Carnet Communauté

Dieu est là, Dieu silence, Dieu avec Martine…

Prédication d’Anne-Sophie Verseils-Dantan lors du culte d’action de grâce en hommage à Martine Millet, le 16 mars 2022, au Centre Huit :

 

Martine avait pleins d’amis, vous en étiez tous, de très proches, de plus lointains avec qui elle a partagé, ri, pleuré, conté, voyagé, manifesté, écrit, chanté, prié, discuté et refait, et l’église et le monde.

Mais, Martine avait aussi une autre catégorie d’amis dont elle aimait le compagnonnage…

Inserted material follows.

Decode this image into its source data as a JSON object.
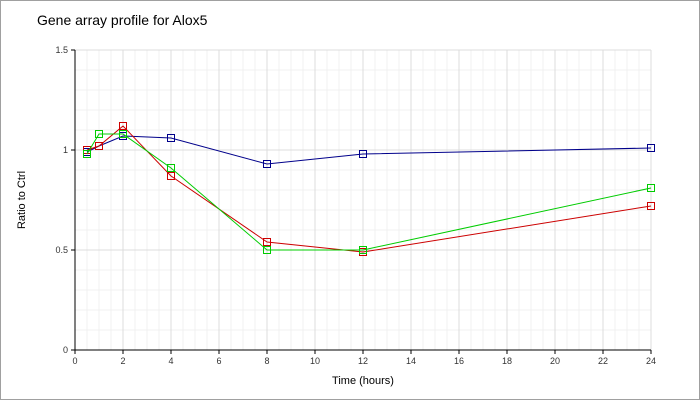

Des hommes et des femmes venus la rejoindre à travers les pages de ce gros livre qu’on nomme La Bible.

Elle leur parlait, les faisait parler, les aimait, les interrogeait, marchait avec eux dans une quête jamais satisfaite, à la rencontre de Celui que l’on appelle Dieu.

Vous savez bien de qui je parle…

Ils sont nombreux : Jonas qui refuse, puis accepte, Marie qui s’étonne et chante, Judas qui trahi, Pierre qui renie et s’enfuit, Elisabeth qui attend en silence, Marthe qui s’inquiète, Jacob qui se bat, Ruth qui accompagne, et Moïse qui traverse et Abraham qui part et Sarah qui rit…….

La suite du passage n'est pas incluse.